At Day 7, the embryo is lying on its side above the yolk’s

upper surface and the amniotic fluid is visible (Fig. 2H). These positional changes reflect changes in the embryo’s density relative to the density of the EEF and the yolk [4] and [24]. At Day 3, when the vasculature is still forming, it would be advantageous GW-572016 research buy for the embryo to be near the shell to ensure adequate oxygen availability. As the embryo grows and its blood supply matures, it would benefit from the extra physical protection provided by being nearer the center of the egg. The image contrast between different components within the egg changes noticeably during embryonic development. MRI relaxation measurements permit the relaxation times of different regions

within the egg to be investigated. The longitudinal (T1) and transverse (T2) Selleckchem Panobinostat 1H relaxation times of the albumen, yolk, EEF and latebra within the quail eggs were determined during early stages of development and tabulated (Table 1). The T1 and T2 relaxation times of the yolk ranged between 0.34 and 0.42 s and between 24 and 31 ms, respectively, and did not change significantly during development.

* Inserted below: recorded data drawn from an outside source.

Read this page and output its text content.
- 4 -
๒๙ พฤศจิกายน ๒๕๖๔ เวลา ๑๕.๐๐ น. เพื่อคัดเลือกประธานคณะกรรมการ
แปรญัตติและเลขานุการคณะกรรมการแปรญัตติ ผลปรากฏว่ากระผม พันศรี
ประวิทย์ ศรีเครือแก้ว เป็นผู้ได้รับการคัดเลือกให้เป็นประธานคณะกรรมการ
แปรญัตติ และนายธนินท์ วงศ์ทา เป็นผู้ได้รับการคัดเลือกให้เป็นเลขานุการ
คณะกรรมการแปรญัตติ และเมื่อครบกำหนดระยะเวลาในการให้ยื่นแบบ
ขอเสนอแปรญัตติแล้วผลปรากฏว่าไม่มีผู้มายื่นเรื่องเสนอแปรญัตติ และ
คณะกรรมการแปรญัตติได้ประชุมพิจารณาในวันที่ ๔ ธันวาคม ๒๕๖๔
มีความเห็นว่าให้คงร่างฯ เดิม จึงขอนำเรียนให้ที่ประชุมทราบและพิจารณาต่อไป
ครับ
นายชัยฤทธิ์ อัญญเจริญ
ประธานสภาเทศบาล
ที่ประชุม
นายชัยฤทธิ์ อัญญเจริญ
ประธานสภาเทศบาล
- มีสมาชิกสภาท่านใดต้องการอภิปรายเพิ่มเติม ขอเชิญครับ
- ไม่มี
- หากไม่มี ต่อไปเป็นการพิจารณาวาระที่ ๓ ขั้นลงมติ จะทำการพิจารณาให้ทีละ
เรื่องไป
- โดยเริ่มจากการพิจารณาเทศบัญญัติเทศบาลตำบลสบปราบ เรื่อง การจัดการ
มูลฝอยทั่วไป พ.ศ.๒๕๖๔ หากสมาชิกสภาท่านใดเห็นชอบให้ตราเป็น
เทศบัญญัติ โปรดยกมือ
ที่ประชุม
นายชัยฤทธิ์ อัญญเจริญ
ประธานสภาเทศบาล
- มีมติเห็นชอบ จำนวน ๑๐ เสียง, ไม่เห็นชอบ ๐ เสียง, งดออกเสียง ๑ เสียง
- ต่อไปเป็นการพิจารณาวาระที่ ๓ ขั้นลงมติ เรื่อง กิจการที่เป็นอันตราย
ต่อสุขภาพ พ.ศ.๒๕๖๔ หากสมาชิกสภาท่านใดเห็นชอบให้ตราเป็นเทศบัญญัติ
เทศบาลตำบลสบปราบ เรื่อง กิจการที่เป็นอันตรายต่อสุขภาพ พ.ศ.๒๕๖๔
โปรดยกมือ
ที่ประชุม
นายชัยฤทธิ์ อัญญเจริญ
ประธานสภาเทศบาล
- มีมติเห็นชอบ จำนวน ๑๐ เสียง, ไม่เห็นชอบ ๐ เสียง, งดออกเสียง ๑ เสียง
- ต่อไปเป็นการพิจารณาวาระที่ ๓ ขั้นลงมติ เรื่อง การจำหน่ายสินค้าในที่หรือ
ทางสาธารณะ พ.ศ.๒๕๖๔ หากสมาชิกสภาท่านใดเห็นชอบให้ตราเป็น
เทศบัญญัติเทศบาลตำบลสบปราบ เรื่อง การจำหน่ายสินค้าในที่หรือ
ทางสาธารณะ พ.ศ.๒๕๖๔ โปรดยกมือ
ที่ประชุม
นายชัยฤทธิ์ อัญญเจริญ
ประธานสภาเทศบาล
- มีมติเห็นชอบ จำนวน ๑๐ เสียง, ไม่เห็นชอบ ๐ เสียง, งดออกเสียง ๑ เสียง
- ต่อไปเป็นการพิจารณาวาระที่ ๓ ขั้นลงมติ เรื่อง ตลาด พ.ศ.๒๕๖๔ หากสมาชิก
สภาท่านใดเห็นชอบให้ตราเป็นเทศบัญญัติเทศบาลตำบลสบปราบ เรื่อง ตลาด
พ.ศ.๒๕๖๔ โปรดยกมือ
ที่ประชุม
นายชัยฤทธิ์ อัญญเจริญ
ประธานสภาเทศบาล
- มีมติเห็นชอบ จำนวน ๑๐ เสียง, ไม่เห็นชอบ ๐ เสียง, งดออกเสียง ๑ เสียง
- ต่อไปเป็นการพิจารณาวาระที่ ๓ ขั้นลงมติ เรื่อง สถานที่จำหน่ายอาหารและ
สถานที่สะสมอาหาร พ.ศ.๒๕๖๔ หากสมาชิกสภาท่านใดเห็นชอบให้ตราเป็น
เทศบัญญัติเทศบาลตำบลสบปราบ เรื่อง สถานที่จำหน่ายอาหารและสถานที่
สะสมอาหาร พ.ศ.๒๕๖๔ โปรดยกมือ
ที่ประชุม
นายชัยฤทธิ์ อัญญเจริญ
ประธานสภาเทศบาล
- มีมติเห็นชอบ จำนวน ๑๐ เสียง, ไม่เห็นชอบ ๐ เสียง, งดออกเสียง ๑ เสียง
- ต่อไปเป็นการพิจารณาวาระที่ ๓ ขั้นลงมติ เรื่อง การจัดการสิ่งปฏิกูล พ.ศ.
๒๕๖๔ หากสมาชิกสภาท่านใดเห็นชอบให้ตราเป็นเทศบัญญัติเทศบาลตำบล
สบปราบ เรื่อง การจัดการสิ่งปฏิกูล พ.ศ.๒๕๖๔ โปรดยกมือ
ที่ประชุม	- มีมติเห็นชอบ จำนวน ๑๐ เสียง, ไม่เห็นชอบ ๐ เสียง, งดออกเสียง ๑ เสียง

Egg yolk is an exceedingly complex, microheterogeneous substance [25], and optical microscopy reveals yolk spheres, granules and lipoprotein complexes suspended in an aqueous solution called yolk plasma. The yolk’s insensitivity to 1H relaxation times suggests that its microstructure is quite stable during early development. By Day 2, both the T1 and T2 relaxation times of the EEF are significantly longer than that of the albumen. Hence this EEF has a higher signal intensity (appears brighter) compared to the albumen in the T2-weighted RARE images (Fig. 1C). At Day 3, the T2 relaxation time in EEF and albumen is 197 and 74 ms, respectively. The T2 relaxation time of water in albumen drops significantly from Day 3 onwards so that by Day 6 its relaxation time was below 20 ms. This drop results in the decrease in image signal intensity arising

from the albumen region over time and explains why the albumen in these isothipendyl RARE images appears black by Day 6 (Fig. 1G). Laghi et al. [17] demonstrated in an ex vitro quantitative NMR proton relaxation study of unfertilized hen’s albumen and yolk that there is a direct relationship between the transverse (1/T2) relaxation rate of the albumen and protein concentration. Ovalbumin proteins contain exchangeable protons with very short T2 relaxation times, and the exchange between these protons and water protons reduces the observed water T2 relaxation times in a predictable manner. It is known that the albumen contains a range of different proteins and that their concentration increases significantly during embryonic development [4] and [24]. Thus the major decrease in both the T1 and T2 relaxation times of albumen can be linked to the increase in protein concentration.